Britain imports electricity from France via subsea cables and last year several French plants underwent maintenance.

The gas system operator said it was confident of Great Britain having “sufficient” supplies this winter. It said the country will be dependent on “substantial” imports of liquified natural gas and piped Norwegian gas. If temperatures drop, imports from the EU will be required.

The ESO said gas storage is “much higher” than 12 months ago and it would take a combination of events – such as a very cold winter plus an outage on a pipeline – for the “unlikely” scenario of supply interruptions.

Although the outlook for gas and electricity supplies is better than last year, household bills will remain far higher than before the energy crisis began in late 2021. From October, 29m households in England, Wales and Scotland can expect to pay an average of £1,923 a year under the Ofgem price cap.

Household energy consumption fell sharply last winter amid high bills and a belated government campaign to encourage cuts to usage. National Grid expects consumption to be “roughly” the same this winter.

The ESO noted that last winter was mild in Europe, which led to gas prices falling significantly. However, they remain elevated compared with 2021 when a sharp spike led to the collapse of nearly 30 UK energy suppliers.

If Russia cuts off gas supplies to the continent completely or temperatures drop significantly, supplies could be tight and prices high this winter.

Last winter, the government paid to keep five coal units at Drax in North Yorkshire, and EDF and Uniper’s plants in Nottinghamshire on standby. They were largely unused and cost about £400m but the former energy secretary Grant Shapps has indicated that the government wants to keep them on standby again for the coming winter.

However, Drax and EDF have since closed their units, while Uniper’s at Ratcliffe-on-Soar – Britain’s last active coal plant – in Nottinghamshire is providing power on the open market, rather than retained as backup for use when supplies are tight.

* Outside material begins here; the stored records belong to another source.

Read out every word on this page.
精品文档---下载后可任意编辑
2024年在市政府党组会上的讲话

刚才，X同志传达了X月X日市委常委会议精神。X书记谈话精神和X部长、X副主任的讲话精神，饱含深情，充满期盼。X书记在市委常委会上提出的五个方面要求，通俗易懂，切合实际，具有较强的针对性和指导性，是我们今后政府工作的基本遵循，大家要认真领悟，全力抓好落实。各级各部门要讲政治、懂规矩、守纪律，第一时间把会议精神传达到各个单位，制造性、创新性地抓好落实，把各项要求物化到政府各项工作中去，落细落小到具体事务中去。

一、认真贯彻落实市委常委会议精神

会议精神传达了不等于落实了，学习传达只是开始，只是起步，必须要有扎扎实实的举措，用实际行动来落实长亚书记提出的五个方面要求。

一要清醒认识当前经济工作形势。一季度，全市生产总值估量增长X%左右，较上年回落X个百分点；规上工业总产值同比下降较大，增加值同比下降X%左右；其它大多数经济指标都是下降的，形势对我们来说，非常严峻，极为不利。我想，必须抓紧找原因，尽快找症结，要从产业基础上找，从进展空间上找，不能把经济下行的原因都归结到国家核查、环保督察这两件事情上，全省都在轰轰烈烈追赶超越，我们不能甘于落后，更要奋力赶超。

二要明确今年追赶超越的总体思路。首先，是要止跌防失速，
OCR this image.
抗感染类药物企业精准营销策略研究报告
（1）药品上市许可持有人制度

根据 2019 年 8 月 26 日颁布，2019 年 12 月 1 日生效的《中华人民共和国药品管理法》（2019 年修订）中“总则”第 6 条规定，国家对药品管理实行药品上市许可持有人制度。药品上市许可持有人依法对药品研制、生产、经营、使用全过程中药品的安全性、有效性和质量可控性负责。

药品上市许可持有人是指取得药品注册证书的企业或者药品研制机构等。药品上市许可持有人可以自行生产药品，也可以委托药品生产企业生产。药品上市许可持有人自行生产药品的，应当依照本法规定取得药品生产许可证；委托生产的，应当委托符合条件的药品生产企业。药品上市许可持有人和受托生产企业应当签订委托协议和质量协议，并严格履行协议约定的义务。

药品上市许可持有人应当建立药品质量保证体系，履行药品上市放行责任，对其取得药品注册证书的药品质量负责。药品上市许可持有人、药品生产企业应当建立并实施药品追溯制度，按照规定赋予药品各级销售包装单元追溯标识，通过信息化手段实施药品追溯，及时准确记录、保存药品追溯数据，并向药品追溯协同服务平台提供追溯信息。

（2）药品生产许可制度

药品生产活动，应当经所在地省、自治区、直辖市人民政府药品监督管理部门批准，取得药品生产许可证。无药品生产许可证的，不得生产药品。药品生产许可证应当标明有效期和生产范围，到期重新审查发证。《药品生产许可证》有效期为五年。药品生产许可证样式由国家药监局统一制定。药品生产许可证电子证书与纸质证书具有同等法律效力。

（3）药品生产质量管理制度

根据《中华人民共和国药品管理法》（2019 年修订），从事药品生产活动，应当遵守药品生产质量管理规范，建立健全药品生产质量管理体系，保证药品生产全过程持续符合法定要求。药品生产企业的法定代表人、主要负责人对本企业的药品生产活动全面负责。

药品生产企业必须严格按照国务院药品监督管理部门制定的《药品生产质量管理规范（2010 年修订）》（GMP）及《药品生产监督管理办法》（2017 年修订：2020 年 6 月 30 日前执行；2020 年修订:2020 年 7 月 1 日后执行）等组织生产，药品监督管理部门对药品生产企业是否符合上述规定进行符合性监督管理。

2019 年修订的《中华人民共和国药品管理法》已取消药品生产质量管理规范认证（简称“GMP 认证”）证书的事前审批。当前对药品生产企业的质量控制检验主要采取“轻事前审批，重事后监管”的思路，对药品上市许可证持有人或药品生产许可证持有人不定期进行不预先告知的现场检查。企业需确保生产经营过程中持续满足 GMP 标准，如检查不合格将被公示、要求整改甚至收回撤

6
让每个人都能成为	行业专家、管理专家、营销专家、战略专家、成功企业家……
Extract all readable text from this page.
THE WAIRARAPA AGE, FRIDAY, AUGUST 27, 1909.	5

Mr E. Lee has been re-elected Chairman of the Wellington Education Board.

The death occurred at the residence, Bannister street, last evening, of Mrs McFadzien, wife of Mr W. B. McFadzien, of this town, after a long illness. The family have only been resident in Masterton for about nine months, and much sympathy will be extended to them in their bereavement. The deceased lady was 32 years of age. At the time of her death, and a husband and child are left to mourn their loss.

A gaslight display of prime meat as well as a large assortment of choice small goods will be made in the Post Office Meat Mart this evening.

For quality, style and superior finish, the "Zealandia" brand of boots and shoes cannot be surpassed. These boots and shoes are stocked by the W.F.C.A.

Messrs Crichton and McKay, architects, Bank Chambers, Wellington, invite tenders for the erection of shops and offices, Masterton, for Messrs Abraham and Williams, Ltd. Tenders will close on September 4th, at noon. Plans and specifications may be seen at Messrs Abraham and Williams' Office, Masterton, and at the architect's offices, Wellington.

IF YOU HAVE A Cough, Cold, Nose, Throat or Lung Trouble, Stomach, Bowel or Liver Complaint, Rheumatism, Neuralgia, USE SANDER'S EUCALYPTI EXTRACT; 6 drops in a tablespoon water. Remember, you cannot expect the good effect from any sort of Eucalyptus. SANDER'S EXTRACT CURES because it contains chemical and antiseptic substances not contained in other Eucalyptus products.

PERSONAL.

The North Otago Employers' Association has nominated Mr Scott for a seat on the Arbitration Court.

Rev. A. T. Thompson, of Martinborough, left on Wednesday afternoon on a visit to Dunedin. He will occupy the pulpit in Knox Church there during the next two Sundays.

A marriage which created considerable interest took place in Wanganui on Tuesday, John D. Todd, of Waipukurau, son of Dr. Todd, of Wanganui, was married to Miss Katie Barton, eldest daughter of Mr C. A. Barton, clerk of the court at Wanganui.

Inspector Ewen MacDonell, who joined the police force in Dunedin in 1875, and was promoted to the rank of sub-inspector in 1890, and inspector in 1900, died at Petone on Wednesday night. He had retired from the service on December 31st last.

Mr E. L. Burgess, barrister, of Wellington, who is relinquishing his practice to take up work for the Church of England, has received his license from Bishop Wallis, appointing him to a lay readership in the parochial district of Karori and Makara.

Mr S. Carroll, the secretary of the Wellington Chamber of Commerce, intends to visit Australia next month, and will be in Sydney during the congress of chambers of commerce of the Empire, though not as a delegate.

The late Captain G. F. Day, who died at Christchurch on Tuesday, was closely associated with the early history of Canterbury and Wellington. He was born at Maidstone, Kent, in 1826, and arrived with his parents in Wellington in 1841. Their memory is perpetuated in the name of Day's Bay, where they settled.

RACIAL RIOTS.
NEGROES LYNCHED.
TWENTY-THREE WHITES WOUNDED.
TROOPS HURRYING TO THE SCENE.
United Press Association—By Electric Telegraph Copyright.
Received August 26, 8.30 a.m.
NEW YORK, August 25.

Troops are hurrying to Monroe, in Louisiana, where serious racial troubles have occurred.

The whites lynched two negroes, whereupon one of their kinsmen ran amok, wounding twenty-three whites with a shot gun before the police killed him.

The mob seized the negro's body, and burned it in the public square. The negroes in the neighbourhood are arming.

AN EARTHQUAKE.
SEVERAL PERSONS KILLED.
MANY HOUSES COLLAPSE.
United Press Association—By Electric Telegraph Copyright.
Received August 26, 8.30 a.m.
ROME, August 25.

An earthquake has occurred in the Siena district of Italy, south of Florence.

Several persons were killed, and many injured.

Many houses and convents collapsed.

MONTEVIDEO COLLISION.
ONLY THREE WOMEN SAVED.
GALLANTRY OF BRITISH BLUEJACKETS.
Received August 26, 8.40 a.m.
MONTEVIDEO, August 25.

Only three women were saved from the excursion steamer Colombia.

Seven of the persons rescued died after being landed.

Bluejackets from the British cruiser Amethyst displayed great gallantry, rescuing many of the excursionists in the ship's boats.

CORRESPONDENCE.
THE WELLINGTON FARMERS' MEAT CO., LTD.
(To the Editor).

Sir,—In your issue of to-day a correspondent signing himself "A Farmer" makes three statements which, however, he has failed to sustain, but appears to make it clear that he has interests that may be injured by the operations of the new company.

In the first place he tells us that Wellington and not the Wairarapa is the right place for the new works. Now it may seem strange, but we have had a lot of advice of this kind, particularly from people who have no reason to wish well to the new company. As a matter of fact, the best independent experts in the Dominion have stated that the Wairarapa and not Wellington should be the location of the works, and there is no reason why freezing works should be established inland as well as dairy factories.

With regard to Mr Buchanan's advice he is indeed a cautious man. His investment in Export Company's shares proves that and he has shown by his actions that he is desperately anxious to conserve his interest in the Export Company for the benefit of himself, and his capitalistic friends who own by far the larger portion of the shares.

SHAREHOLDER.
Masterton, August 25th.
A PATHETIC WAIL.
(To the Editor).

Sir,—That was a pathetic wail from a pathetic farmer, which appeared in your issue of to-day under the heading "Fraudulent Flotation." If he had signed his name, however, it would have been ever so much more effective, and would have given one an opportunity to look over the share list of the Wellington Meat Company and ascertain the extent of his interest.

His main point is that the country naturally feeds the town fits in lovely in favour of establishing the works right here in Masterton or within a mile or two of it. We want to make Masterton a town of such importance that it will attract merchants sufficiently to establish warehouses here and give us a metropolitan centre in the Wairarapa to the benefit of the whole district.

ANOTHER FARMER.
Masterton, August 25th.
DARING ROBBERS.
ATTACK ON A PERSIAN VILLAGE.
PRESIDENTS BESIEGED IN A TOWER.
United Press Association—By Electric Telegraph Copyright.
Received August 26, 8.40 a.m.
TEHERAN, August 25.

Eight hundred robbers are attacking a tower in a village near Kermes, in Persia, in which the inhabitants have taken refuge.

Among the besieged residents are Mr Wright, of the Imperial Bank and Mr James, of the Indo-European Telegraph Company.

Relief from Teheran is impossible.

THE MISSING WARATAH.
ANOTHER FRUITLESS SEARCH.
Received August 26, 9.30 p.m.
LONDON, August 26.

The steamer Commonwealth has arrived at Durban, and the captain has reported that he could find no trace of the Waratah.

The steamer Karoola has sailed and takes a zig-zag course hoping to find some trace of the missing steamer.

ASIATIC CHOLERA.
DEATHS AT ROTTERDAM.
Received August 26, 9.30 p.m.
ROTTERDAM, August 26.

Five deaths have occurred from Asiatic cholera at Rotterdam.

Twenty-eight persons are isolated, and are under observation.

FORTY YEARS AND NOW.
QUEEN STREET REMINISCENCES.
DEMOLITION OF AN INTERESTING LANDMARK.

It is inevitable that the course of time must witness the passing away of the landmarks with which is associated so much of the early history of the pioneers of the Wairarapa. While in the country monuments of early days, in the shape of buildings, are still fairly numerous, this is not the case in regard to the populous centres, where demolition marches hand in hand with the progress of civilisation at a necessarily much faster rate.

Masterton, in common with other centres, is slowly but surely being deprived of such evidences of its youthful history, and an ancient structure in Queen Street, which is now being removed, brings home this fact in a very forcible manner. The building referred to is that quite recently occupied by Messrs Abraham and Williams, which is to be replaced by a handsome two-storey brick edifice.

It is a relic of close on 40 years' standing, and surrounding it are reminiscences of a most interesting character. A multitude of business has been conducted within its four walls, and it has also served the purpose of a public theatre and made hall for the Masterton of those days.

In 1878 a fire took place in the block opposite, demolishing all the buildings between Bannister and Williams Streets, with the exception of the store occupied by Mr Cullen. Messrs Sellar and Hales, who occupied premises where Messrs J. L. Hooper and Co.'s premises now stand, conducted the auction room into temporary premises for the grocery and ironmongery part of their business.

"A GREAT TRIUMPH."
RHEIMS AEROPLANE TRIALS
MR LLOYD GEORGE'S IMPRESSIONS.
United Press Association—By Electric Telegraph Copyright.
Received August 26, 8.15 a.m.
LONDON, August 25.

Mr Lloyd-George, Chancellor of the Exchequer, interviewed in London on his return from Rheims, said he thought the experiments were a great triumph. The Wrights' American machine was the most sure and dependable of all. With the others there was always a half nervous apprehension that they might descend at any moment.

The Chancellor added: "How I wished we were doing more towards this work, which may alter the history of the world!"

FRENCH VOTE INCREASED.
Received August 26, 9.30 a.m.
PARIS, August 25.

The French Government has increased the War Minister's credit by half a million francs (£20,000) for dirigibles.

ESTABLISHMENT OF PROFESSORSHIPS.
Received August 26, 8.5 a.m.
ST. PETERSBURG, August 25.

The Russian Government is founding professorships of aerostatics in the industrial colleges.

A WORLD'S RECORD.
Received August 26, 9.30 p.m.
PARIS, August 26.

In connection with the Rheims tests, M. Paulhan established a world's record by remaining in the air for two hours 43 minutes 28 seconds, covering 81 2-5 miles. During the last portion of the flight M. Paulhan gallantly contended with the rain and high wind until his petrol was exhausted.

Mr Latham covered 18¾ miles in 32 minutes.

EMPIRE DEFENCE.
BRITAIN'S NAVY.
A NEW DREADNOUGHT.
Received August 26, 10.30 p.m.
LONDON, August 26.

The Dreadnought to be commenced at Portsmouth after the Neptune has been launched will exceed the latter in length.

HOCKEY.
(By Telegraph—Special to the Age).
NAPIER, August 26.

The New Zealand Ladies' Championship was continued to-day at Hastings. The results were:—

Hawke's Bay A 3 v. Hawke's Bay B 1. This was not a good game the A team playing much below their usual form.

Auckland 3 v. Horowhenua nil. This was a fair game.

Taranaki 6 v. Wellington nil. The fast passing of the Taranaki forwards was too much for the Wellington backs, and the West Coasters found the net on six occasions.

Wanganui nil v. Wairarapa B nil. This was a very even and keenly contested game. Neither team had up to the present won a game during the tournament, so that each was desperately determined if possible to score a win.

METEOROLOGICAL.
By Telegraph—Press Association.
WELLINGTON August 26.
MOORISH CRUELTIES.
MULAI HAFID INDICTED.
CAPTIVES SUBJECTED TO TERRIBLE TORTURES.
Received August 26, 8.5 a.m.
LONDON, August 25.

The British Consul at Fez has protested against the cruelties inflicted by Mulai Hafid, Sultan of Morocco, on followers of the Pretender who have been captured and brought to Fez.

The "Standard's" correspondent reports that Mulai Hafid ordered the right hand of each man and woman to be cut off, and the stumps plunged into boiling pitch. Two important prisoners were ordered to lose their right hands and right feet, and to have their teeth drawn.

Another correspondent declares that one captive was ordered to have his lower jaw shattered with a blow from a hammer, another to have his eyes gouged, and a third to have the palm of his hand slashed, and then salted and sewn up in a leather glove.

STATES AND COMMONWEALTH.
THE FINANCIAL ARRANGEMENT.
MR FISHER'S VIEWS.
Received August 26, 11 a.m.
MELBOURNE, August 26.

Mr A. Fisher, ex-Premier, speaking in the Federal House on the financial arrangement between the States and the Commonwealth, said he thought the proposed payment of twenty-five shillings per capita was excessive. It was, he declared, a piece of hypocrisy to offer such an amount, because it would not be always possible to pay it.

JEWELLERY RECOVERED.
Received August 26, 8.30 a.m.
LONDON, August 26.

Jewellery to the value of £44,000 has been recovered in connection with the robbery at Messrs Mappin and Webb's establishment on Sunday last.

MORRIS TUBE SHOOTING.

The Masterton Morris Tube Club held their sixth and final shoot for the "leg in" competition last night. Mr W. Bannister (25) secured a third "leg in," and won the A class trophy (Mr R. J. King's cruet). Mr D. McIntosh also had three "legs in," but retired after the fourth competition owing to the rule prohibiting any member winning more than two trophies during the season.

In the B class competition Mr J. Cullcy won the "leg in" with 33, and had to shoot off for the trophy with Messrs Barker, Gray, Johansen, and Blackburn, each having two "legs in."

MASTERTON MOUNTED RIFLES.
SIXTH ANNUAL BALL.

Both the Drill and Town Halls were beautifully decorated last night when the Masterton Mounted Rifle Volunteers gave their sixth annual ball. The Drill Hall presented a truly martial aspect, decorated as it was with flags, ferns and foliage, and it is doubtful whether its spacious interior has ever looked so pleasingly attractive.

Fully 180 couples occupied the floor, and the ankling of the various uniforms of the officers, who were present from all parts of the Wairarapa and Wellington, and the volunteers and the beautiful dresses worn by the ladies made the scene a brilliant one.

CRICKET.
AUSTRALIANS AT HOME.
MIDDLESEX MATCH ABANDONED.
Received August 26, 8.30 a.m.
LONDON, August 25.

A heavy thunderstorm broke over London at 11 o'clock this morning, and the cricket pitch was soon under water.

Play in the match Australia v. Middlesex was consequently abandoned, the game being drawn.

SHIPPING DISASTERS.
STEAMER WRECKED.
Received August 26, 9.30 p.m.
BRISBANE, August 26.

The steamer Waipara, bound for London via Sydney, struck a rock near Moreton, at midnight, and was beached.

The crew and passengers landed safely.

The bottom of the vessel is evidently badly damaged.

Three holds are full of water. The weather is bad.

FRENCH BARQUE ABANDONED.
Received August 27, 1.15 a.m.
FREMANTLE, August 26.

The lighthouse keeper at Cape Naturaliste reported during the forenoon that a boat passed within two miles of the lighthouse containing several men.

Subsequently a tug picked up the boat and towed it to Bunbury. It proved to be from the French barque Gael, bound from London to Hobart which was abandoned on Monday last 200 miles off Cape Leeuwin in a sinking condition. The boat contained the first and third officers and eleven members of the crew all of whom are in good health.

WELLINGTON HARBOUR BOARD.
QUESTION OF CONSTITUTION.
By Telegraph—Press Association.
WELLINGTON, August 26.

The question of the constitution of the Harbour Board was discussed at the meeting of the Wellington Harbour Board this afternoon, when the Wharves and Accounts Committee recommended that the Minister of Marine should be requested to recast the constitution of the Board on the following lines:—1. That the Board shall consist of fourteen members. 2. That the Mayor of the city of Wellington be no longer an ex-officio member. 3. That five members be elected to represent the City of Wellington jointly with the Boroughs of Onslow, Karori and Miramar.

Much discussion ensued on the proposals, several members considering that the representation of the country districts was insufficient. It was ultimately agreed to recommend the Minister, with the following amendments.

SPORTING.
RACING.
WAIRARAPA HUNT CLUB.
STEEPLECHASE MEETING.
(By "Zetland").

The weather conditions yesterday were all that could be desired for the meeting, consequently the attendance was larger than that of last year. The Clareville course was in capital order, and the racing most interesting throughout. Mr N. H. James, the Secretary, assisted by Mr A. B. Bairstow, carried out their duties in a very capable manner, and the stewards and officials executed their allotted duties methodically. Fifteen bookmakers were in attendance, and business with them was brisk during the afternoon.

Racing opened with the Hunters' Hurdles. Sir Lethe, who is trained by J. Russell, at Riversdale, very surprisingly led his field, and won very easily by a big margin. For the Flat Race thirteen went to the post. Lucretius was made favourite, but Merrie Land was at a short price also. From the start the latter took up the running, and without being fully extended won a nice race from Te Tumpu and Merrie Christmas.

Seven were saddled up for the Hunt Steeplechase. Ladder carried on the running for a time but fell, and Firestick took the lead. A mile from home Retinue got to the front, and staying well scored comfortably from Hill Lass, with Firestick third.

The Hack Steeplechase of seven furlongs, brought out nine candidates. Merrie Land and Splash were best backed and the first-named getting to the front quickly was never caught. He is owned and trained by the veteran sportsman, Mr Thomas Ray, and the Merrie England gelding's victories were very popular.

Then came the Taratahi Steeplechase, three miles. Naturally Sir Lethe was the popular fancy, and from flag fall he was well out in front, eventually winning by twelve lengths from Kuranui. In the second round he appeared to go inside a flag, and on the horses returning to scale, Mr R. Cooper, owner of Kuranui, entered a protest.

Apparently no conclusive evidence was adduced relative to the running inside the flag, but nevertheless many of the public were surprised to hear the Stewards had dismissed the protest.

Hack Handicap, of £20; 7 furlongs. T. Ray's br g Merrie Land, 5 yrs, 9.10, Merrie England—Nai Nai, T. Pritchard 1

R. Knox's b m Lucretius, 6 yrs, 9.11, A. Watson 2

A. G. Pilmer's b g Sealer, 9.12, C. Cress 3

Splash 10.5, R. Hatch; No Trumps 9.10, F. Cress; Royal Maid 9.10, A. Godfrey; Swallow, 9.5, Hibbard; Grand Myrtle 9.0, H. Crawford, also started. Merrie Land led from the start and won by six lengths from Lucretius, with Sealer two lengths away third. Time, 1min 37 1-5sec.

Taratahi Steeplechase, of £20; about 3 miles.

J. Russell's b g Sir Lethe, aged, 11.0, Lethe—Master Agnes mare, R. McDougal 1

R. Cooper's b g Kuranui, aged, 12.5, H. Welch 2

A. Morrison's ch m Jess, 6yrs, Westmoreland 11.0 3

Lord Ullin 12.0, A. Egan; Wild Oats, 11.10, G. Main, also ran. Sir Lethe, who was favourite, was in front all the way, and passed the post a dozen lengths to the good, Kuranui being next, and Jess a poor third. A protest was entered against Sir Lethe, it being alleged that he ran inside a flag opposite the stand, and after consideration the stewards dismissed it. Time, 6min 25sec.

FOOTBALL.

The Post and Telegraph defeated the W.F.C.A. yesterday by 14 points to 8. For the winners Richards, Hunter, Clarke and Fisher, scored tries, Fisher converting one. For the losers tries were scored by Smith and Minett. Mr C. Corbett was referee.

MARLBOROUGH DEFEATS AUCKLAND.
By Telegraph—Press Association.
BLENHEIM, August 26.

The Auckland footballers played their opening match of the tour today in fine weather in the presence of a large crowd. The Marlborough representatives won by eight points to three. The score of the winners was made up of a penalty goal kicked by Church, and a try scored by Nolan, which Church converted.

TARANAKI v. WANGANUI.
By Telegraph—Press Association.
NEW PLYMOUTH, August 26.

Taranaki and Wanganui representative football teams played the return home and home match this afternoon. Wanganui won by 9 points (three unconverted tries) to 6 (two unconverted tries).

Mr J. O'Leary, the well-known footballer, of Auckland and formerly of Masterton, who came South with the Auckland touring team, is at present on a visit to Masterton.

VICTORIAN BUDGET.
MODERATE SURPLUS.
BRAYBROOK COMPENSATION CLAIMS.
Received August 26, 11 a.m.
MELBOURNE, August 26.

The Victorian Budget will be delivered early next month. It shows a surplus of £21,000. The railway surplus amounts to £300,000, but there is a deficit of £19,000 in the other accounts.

Some power plants have been accused of “manipulating” the market to balance power supply and demand, leaving the ESO paying above market average to keep the lights on. The ESO said it had paid £79m a month less in balancing costs in 2023, compared with 2022, a 26% decrease driven by lower wholesale prices and actions to cut costs.

The grid also plans to restart its demand flexibility service – first trialled last winter – that will see businesses and consumers paid to reduce their energy usage at peak times.

About 1.6m households and businesses received payments to help reduce the pressure on the National Grid last winter. The ESO plans to run 12 test runs of the service this winter, and may also employ the tactic if supplies become constrained.